Daniel siempre se había sentido intrigado por el paso del tiempo. Ya desde pequeño sus padres se miraban extrañados cuando le veían absorto tocando un objeto y diciendo saber el tiempo que tenía desde su creación. Si no fuera porque lo atribuían a un cándido juego infantil y al gusto por las matemáticas, lo habrían mandado al médico. Le duró toda la infancia y parte de su juventud, momento en que dejó de compartir sin filtro alguno su apuesta por la longevidad de cada cosa que palpaba. En esos años prefirió simplemente sonreír para sus adentros, como el que calla una verdad ingrata.
Pero en realidad Daniel jugaba con ventaja. Tenía el extraño don de conocer al instante el tiempo real de cada objeto que tocaba desde el momento de su creación. El dato le asaltaba sin saber cómo en forma de certeza nítida. Incluso hasta las horas exactas podía descifrar.
Segundos después llegaba también otra información más confusa, mucho más desdibujada. Casi como un sueño del que apenas consigues recordar según te despiertas. Eran los restos de las emociones y vínculos depositados en dicho objeto por todas aquellas personas que habían interactuado con él a lo largo de su existencia.
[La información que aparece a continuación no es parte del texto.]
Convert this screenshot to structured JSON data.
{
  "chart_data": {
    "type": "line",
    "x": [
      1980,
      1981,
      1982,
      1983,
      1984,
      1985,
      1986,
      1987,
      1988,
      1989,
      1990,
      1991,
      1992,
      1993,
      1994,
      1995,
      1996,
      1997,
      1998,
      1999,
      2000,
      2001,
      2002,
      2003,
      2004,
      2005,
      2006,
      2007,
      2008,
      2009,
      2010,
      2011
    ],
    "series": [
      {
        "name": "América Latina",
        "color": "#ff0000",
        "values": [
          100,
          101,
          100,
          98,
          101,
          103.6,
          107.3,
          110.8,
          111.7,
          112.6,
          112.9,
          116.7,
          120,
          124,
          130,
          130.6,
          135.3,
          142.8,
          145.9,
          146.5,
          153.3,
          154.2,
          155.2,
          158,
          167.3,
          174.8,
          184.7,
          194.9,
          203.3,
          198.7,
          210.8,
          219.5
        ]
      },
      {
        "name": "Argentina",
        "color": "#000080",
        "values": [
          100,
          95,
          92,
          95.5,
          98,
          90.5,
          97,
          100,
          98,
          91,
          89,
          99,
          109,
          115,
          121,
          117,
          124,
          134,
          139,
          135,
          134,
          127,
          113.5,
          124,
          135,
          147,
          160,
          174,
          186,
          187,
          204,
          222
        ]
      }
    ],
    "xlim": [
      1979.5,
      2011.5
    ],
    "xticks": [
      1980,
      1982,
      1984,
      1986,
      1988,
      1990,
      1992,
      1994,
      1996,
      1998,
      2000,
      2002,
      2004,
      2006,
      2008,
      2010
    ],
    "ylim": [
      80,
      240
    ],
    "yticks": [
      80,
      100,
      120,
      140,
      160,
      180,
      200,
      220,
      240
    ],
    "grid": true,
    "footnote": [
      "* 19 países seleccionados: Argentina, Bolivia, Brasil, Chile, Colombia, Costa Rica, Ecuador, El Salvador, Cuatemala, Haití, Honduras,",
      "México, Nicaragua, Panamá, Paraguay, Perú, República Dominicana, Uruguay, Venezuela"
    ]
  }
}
Cada vez que Daniel se abría a su don al tocar cualquier cosa, se estremecía reviviendo pálidamente todo ese amasijo de vivencias concentradas en pocos segundos. Siempre era una experiencia demasiado intensa. Siempre había demasiadas voces.
¿Dónde iban a parar todas esas vivencias? ¿Qué habría sido de ellas si no hubiera estado él para rescatarlas reviviéndolas? Era algo que le atormentaba. Acabó llegando a la conclusión de que a los clásicos atributos que se le otorgan a Dios (omnisciencia, omnipresencia, omnipotencia…) habría que sumarle el poder vivir simultáneamente, y en una sola conciencia, todos los acontecimientos y emociones que tuvieron, están teniendo y tendrán lugar en la existencia del universo. ¡Alguien tenía que aglutinar toda esa información y guardarla de manera perenne al vivirla en un instante constante!
Ahora ya de adulto, con más callo en el estómago para aguantar el ímpetu de ese torrente emocional, Daniel se dedicaba a visitar museos de todo tipo y frecuentar los edificios sacros (nada como las iglesias para poder tocar disimuladamente las imágenes, esculturas, tallas, y todo lo que se ponga a tiro). A pesar de la experiencia, tenía que medir bien sus fuerzas y ser selectivo con aquello que escogiera para “ser traspasado” (como le gustaba describirlo). Por ejemplo, en su día ya aprendió la lección de que las armas (lanzas, espadas, etc) eran mejor dejarlas aparte. Tardaba días en recuperarse. En general cualquier objeto de valor que fuera blanco fácil de la codicia tenía siempre una historia indigesta detrás.
Supongo que a estas alturas os podréis imaginar qué eligió Daniel como profesión para el resto de su vida, ¿no? Efectivamente: restaurador de arte.